Alih-alih mencatat, aku teringat soal Frans. Gara-gara nenek itu, aku sampai lupa tujuan utamaku mendatangi Alex malam-malam begini. Sambil menulis aku membuka percakapan. "Apa kau di rumah sakit saat aku menghubungi tadi siang?"

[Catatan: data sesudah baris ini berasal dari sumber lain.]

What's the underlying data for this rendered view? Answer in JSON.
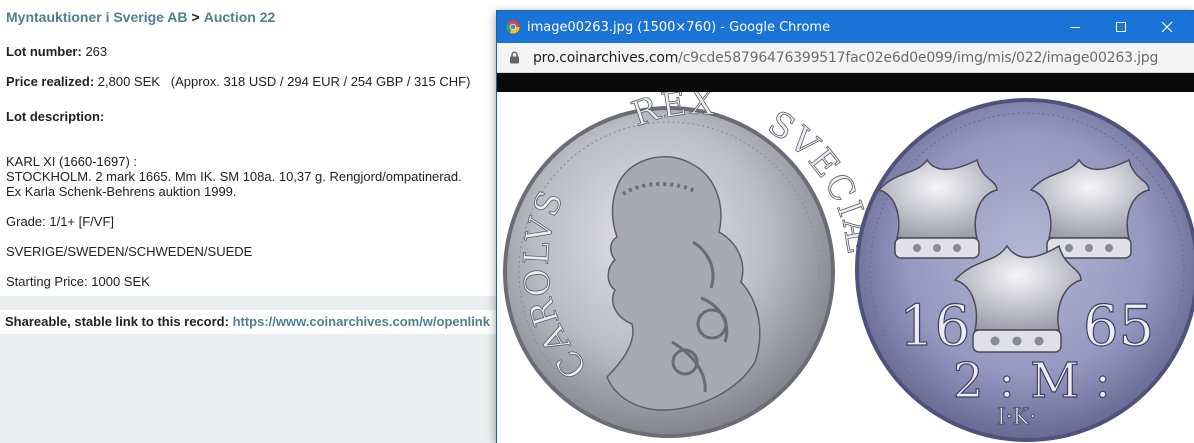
{
  "breadcrumb": {
    "house": "Myntauktioner i Sverige AB",
    "separator": ">",
    "auction": "Auction 22"
  },
  "lot": {
    "number_label": "Lot number:",
    "number": "263",
    "price_label": "Price realized:",
    "price": "2,800 SEK",
    "approx": "(Approx. 318 USD / 294 EUR / 254 GBP / 315 CHF)",
    "description_label": "Lot description:",
    "desc_line1": "KARL XI (1660-1697) :",
    "desc_line2": "STOCKHOLM. 2 mark 1665. Mm IK. SM 108a. 10,37 g. Rengjord/ompatinerad.",
    "desc_line3": "Ex Karla Schenk-Behrens auktion 1999.",
    "grade": "Grade: 1/1+ [F/VF]",
    "country": "SVERIGE/SWEDEN/SCHWEDEN/SUEDE",
    "starting_price": "Starting Price: 1000 SEK"
  },
  "share": {
    "label": "Shareable, stable link to this record:",
    "url": "https://www.coinarchives.com/w/openlink"
  },
  "popup": {
    "title": "image00263.jpg (1500×760) - Google Chrome",
    "url_host": "pro.coinarchives.com",
    "url_path": "/c9cde58796476399517fac02e6d0e099/img/mis/022/image00263.jpg"
  },
  "coin": {
    "obverse_legend_left": "CAROLVS",
    "obverse_legend_top": "REX",
    "obverse_legend_right": "SVECIÆ",
    "reverse_year_left": "16",
    "reverse_year_right": "65",
    "reverse_denomination": "2 : M :",
    "reverse_mintmark": "I·K·"
  },
  "colors": {
    "link": "#4f7f92",
    "titlebar": "#1a73d6",
    "silver": "#c9c9cf",
    "toned": "#9c9fc2"
  }
}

"Ya. Setelah berpisah denganmu dari pembuangan sampah, perasaanku tidak enak."
"Lalu kau pulang..."
"Lalu aku pulang dan melihat Frans tidak sadarkan diri. Aku membawanya ke rumah sakit." Masih sangat jelas ada sembab di mata Alex. Namun aku tidak bisa menambah kesedihannya dengan menatapnya dengan tatapan iba seperti ini. Sungguh, Alex benar-benar tampak kacau. "Ah, lanjutkan saja mencatat!" Aku hanya menurut dan kembali menekuni tugas-tugas ini. Sejauh ini aku sama sekali tidak paham dengan apa yang sudah kusalin dari buku tugas Alan. Pikiranku sudah terfokus kepada Alex.
Satu-persatu orang-orang yang menunggu bus di halte pergi. Saat ini hanya meninggalkan sepasang kekasih yang kupikir masih jauh lebih muda daripada aku. Mereka tengah mengomentari foto salah satu teman sekelas mereka. Aku bisa tahu dari percakapan mereka yang lumayan mengganggu konsentrasiku menyalin tugas dari buku tugas Alan. Aku memang sangat payah dalam hal berkonsentrasi, bahkan dalam urusan mencatat seperti ini saja aku bisa sangat terganggu.
Jadi, untuk sekarang alasanku untuk berhenti mencatat sudah bisa diterima. Kuputuskan untuk menyudahinya saja dan berusaha menghibur Alex yang melamun dan menatap aspal di depan. "Kau bisa tumpahkan kesedihanmu sekarang, Alex." Sepertinya aku mengagetkan Alex.
"Tidak ada yang perlu diratapi, Laura. Frans tentu sudah senang di sana."
"Ketika aku berada di posisimu tiga tahun lalu, saat ayahku meninggal, adikku yang mengatakan itu padaku. Adikku yang paling kecil, saat itu masih berumur empat tahun."
"Setiap orang punya cara sendiri untuk berdamai dengan keadaan. Mungkin kau memilih untuk menangis."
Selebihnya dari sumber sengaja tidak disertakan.